I'm doing a Bible study right now called "Me, Myself, and Lies" by Jennifer Rothschild. It's about the self-talk we have, the things we say to ourselves that aren't God's truths and that break us down rather than build us up. It sparked a conversation among some of the ladies about sayings in our families about the things we speak, not to ourselves, but out loud. Like if you say your kid is a holy terror and your mother says: "Don't speak that over her!" Or if you say that you are getting sick, it's: "Don't confess it!" In our family, we talk about not "claiming" things. It's all the same thing. It seems like bad luck to speak evil, or even just potentially uncomfortable, "truths" over your life.
I know some people think this is a form of superstition, but I disagree. Our words definitely have power. In a Toltec wisdom book I once read the author talked about our words being spells and that we are always weaving magic. The only question is whether it is good or bad magic. The Bible puts it like this: "Death and life are in the power of the tongue, and those who love it shall eat its fruits." That is some serious stuff.
So I have a little litany of things I say to my kids on a regular basis. When we are snuggling, I often ask them, "Do you know that you are fearfully and wonderfully made? That you are Mommy's blessing? That Jesus loves you? That you are the best ever you?" There are some variations but you get the general picture. One day I was saying these things to Baby Girl and she nodded sagely and declared, "I'm Baby Girl." It was thrilling. It made my day that she would define herself according to the perfect creation she is in Christ.
It is a practice I started with Eddie. I already was convinced by the time of his birth that the words you spoke over your children had power. Dramatic, tangible power either for good or for evil. And the words spoken over him were, in general, horrific. Sickness, struggle, hopelessness, death. To combat it we made a rule early on that if visitor could not be positive when they came into his room, if they had to cry or scream or carry on, if they could not speak love and hope to him that, sadly, they just could not come in the room. Anyone. Family, friend, pastor, whatever. It was a "love only" zone.

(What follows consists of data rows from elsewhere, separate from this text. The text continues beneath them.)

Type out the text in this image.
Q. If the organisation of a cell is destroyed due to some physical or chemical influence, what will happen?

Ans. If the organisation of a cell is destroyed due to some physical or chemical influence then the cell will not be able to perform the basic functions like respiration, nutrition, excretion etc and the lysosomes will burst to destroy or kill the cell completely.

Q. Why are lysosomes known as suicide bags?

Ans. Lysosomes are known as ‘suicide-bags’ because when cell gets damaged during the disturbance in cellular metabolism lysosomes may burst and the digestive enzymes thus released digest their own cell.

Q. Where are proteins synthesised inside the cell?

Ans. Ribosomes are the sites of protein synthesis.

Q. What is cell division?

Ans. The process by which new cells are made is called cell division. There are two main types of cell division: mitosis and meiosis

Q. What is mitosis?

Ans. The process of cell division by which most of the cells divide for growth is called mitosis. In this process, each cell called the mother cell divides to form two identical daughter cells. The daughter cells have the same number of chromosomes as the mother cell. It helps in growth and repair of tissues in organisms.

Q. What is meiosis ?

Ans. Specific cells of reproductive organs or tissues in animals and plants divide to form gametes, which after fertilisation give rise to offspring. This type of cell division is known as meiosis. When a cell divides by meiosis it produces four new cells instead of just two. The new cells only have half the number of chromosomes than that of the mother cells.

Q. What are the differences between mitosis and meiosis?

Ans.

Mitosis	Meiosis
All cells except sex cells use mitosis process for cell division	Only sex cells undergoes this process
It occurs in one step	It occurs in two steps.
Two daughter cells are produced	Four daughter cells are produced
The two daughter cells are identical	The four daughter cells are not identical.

Of course, we could not help what was spoken over him by the medical staff. Some of it, admittedly, was necessary conversation. But I tried to counteract it. After rounds or after an update about his condition, I would tell Eddie he was beautiful. That he was perfect. That God had created him and that he was strong. He was my warrior, mi vida, y mi corazon. I would rock him and ask him: "Do you know how God made you? Daddy had so much love in his heart for Mommy that, if he didn't get rid of some of it, his heart was going to explode. And Mommy had soooo much love in her heart for Daddy that, if she didn't get rid of some of it, her heart was going to explode. So Daddy took half the love in his heart and Mommy took half the love in hers and God put it together and made Eddie. So don't ever forget, my baby, you are made of love. From the top of your head to the tips of your toes and everything in between." I would touch the top of his head, the tips of his toes, and lightly tickle him from head to toe while I said the last part. Even under dire circumstances, it almost never failed to get a smile.
Obviously our words are not magic charms. I could speak health to Eddie's liver all day long (and there are some days I tried) and in the end it would still fail him. But they are powerful and we need to choose them carefully. There will be attacks on my children's self-esteem that I cannot control, but I'm hoping to have filled them with enough knowledge of their perfection in Christ that they survive virtually unscathed. Not that I think my kids are perfect; they make bad choices sometimes, I know. And I'm not perfect either. I tend to call Baby Girl a "toot" but she at this point wears the label with pride. I overheard Baby Boy tell his little sister the other day in a voice that sounded oddly like my own: "I've had it with you today!" So I know I may be weaving a little black magic into their lives. But I'm trying really, really hard not to. Because I know that while my words couldn't heal Eddie, they made his life better. They mattered. In his last hours of life, when he began to grow anxious as his vision faded and who knows what else he experienced, I said to him: "Do you know how God made you?" He relaxed immediately, sinking into my arms, knowing who and where he was and, I think, where he was going.
So I'm going to keep speaking God's truth over my children until they are sick of hearing it. I'm going to tell them that they are fearfully and wonderfully made. That Jesus loves them. That God made them exactly the way that they are and that they are perfect creations in Him. And, while I'm at it, I may go back into their room and say, "You are getting sleepy...sleeeepy....SLLLEEEEEEPPPPYYY!" It's worth a try, right?